Gallesi (Hunters Group): “Il post-Covid sarà ancora da remoto”

a cura di Marco Scotti

In molti si interrogano sul futuro del mondo del lavoro, per capire che cosa succederà una volta – e ormai sembra che davvero ci siamo – che la pandemia sarà parte del passato. Ci saranno maggiori opportunità (per giovani e meno giovani) in questo momento? E le modalità di lavoro quali saranno? Abbiamo provato a rispondere a questa e ad altre domande con l’aiuto di Joelle Gallesi, Managing Director di Hunters Group.

Come lavoreremo una volta tornati alla normalità? 

L’impatto della situazione pandemica ha accelerato alcuni processi di digital transformation che erano già in atto da un paio d’anni, amplificandone gli effetti non solo all’interno delle multinazionali o delle aziende esterofile – tipicamente influenzate dalla eco della Silicon Valley – ma anche all’interno della piccola imprenditoria locale. Questa ondata di rinnovamento tecnologico ha imposto un cambiamento profondo nei processi e nel modo con cui ci si approccia alla vita aziendale. Si tratta di cambiamento da cui oggi è improbabile tornare indietro e che potremmo riassumere in tre trend importanti: modalità di lavoro orientata al risultato e non più legata alle ore lavorate; centralità dell’analisi di dati a vantaggio della creazione di strategie concrete; temi di sostenibilità, economia circolare e green.

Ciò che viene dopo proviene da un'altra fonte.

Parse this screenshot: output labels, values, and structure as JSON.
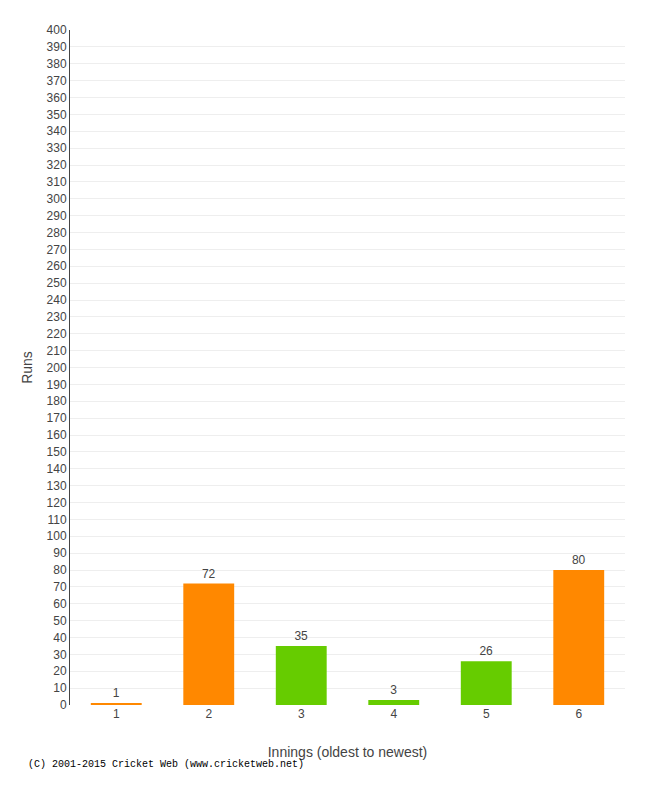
{
  "chart_data": {
    "type": "bar",
    "xlabel": "Innings (oldest to newest)",
    "ylabel": "Runs",
    "categories": [
      1,
      2,
      3,
      4,
      5,
      6
    ],
    "values": [
      1,
      72,
      35,
      3,
      26,
      80
    ],
    "colors": [
      "#ff8800",
      "#ff8800",
      "#66cc00",
      "#66cc00",
      "#66cc00",
      "#ff8800"
    ],
    "ylim": [
      0,
      400
    ],
    "yticks": [
      0,
      10,
      20,
      30,
      40,
      50,
      60,
      70,
      80,
      90,
      100,
      110,
      120,
      130,
      140,
      150,
      160,
      170,
      180,
      190,
      200,
      210,
      220,
      230,
      240,
      250,
      260,
      270,
      280,
      290,
      300,
      310,
      320,
      330,
      340,
      350,
      360,
      370,
      380,
      390,
      400
    ],
    "grid": true,
    "data_labels": true,
    "annotations": [
      "(C) 2001-2015 Cricket Web (www.cricketweb.net)"
    ]
  }
}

Che prospettive ci sono per i giovani? 

I giovani che si sono approcciati al mondo del lavoro nell’ultimo anno di certo hanno avuto qualche difficoltà di orientamento in più rispetto ai loro predecessori: tra lauree da remoto e chiusure aziendali, l’avvio della carriera professionale ha subito qualche rallentamento. Sebbene l’inclinazione naturale verso le nuove tecnologie dovrebbe facilitare l’ingresso lavorativo remoticizzato, oggi più che mai i giovani professionisti devono farsi muovere da curiosità, assorbendo “come spugne” quelle nozioni tecniche che un tempo si imparavano sul campo e che oggi vengono trasmesse tra una videocall e l’altra.

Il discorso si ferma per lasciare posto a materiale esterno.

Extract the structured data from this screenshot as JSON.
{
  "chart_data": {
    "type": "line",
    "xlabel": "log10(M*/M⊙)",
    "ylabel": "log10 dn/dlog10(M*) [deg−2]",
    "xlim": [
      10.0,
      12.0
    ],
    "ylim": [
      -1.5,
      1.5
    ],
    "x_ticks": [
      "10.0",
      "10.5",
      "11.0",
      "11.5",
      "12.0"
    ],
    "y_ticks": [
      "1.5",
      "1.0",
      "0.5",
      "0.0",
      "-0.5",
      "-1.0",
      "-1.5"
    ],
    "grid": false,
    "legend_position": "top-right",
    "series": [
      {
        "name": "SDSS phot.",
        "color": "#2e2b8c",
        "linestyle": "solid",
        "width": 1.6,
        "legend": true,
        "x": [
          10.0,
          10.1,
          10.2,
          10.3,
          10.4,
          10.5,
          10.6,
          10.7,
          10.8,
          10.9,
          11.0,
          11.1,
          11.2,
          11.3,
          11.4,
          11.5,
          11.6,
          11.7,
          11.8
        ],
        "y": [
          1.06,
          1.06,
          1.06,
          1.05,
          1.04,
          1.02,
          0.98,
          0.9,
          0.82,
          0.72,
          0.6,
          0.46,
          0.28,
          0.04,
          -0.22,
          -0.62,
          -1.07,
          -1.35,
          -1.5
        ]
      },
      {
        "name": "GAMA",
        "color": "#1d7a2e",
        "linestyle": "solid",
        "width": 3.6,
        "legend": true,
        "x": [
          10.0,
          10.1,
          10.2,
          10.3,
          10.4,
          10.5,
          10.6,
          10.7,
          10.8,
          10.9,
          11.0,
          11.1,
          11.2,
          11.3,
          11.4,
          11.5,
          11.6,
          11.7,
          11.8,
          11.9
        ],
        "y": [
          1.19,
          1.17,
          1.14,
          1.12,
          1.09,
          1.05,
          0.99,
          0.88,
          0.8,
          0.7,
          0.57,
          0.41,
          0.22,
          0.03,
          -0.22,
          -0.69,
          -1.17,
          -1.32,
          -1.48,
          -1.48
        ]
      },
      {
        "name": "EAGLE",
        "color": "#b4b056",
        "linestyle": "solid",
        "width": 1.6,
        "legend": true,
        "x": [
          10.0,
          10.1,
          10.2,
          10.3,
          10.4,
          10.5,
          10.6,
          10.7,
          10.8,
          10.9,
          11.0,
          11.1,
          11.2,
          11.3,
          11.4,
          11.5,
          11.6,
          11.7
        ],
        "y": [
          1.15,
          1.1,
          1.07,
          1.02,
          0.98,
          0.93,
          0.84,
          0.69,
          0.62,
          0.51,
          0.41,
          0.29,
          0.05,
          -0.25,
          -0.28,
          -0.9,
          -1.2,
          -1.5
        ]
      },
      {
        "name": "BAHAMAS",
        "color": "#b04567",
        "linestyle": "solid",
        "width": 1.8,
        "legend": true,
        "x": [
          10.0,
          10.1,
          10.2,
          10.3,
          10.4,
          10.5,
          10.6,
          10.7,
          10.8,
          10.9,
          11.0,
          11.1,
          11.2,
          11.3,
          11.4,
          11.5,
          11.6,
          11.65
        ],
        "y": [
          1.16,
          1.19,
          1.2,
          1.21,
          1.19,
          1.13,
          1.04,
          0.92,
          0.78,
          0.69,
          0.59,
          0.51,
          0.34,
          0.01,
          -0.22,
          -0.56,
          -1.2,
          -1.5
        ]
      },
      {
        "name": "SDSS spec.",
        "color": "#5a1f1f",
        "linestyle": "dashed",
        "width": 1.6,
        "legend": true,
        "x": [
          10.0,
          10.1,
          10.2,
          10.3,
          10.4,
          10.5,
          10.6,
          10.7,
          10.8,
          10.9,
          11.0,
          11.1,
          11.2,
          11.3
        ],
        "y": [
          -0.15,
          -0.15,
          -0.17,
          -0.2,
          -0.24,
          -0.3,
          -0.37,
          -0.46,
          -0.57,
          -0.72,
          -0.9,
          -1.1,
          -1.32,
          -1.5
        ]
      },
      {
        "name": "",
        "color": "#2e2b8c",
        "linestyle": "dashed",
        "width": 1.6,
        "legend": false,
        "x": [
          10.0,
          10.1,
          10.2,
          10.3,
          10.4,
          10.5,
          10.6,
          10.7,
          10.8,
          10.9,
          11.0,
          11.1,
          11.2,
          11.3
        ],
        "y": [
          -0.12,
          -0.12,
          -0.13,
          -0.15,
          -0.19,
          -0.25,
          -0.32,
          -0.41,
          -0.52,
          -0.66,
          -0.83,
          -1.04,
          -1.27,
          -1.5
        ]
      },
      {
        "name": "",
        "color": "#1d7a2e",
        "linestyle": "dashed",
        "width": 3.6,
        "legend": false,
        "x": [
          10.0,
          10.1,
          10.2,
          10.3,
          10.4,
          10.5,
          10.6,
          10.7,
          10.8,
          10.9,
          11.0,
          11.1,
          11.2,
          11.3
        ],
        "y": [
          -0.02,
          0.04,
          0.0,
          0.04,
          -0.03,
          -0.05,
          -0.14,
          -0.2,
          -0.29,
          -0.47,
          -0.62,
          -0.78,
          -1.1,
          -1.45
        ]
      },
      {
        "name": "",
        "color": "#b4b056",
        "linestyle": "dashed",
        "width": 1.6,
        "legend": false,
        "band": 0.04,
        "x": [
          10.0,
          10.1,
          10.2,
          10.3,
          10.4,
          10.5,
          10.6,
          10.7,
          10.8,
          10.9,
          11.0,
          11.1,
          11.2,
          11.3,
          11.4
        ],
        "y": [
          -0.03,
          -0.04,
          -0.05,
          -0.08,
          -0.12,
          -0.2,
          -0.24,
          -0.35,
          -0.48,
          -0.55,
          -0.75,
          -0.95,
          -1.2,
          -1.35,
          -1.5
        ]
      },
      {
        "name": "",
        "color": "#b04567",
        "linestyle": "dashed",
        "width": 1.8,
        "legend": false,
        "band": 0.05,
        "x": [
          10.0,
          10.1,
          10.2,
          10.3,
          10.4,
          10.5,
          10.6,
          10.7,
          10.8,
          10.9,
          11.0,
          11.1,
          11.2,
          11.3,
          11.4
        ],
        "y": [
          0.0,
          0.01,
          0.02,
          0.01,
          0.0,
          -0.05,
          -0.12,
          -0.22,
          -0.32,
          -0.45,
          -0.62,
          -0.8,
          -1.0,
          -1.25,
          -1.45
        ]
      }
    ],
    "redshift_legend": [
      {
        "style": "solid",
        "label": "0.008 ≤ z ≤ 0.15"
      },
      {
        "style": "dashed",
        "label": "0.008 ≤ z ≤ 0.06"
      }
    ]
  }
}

E per i 50enni che rischiano di venire marginalizzati? 

In questo frangente chi ha maturato lunga competenza beneficia di indubbi vantaggi in termini di appeal lavorativo; potendo inserirsi in azienda con maggior velocità e meno necessità di formazione, che ad oggi viene erogata con maggior difficoltà non potendo usufruire del cosiddetto “training on the JOB” di persona.

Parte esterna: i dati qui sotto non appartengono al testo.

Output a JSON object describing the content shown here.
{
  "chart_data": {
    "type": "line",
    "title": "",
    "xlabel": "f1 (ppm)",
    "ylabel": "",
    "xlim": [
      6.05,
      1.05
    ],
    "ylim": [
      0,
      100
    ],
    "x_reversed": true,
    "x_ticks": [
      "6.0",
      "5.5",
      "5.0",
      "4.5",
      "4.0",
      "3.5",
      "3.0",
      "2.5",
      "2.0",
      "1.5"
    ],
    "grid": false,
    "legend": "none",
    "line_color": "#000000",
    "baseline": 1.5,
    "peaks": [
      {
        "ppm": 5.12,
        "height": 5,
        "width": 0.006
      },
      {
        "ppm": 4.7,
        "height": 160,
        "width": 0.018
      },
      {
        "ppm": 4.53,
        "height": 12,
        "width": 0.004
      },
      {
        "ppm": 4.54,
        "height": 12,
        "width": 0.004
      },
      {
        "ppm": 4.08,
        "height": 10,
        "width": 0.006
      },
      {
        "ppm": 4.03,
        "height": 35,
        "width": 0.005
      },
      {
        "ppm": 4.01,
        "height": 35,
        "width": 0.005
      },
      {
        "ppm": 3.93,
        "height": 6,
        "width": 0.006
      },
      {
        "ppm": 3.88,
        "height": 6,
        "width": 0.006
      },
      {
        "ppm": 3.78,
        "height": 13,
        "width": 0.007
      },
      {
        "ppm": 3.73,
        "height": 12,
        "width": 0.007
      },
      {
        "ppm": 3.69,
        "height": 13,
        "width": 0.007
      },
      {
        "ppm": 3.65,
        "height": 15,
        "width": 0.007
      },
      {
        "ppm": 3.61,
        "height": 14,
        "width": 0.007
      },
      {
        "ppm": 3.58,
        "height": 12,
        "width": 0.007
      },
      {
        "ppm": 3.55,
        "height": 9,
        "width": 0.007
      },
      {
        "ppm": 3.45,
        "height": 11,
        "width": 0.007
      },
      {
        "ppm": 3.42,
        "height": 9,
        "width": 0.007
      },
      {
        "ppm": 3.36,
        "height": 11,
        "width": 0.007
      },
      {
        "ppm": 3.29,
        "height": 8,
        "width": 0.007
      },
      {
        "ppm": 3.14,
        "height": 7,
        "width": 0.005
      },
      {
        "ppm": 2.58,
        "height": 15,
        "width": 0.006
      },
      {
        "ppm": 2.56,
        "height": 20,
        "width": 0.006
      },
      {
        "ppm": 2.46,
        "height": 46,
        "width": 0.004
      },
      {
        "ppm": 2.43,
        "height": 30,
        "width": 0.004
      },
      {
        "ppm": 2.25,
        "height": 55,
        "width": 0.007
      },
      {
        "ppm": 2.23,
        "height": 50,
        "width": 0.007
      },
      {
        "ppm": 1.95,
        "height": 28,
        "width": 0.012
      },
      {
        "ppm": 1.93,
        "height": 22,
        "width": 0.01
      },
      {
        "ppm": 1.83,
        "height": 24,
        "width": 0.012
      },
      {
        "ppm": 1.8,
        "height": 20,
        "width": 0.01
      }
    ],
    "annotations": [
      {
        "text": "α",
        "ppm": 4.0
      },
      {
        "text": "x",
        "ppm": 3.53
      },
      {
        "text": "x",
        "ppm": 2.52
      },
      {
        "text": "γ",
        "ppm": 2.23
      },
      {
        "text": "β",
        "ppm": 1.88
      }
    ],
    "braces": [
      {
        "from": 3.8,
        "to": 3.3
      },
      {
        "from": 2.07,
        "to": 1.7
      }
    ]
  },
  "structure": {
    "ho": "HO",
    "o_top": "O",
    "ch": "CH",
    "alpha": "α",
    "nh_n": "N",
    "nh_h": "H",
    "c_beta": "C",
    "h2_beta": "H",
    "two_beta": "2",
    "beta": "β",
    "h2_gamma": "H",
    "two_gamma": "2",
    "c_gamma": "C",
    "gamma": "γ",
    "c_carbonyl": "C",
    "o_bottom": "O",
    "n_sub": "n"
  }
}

Lo smart working sarà il paradigma o progressivamente torneremo in ufficio tutti quanti? 

L’aspettativa è che il ritorno alla normalità porti, nelle funzioni e nelle aziende che lo permettono, a mantenere un modello gestionale misto tra lavoro in smartworking e in presenza, con modello manageriale adattivo rispetto a questa modalità lavorativa. Auspico quindi un modello misto, che proprio che permetta di applicare il vero smart working – quello orientato ai risultati – coniugando la possibilità di collaborare con i colleghi e, allo stesso tempo, di ottimizzare i propri tempi e conciliare così vita privata e professionale.

Ci sono “lezioni” positive che abbiamo imparato durante la pandemia? 

La situazione pandemica ci ha ricordato nuovamente che per innovare serve un punto di rottura rispetto al passato; per trovare un “nuovo modo di fare le cose” bisogna trovarsi nella situazione in cui il “vecchio modo” non è più efficiente ed efficace. La lezione positiva che ci portiamo a casa è quindi quella capacità di cogliere l’opportunità dal momento di crisi.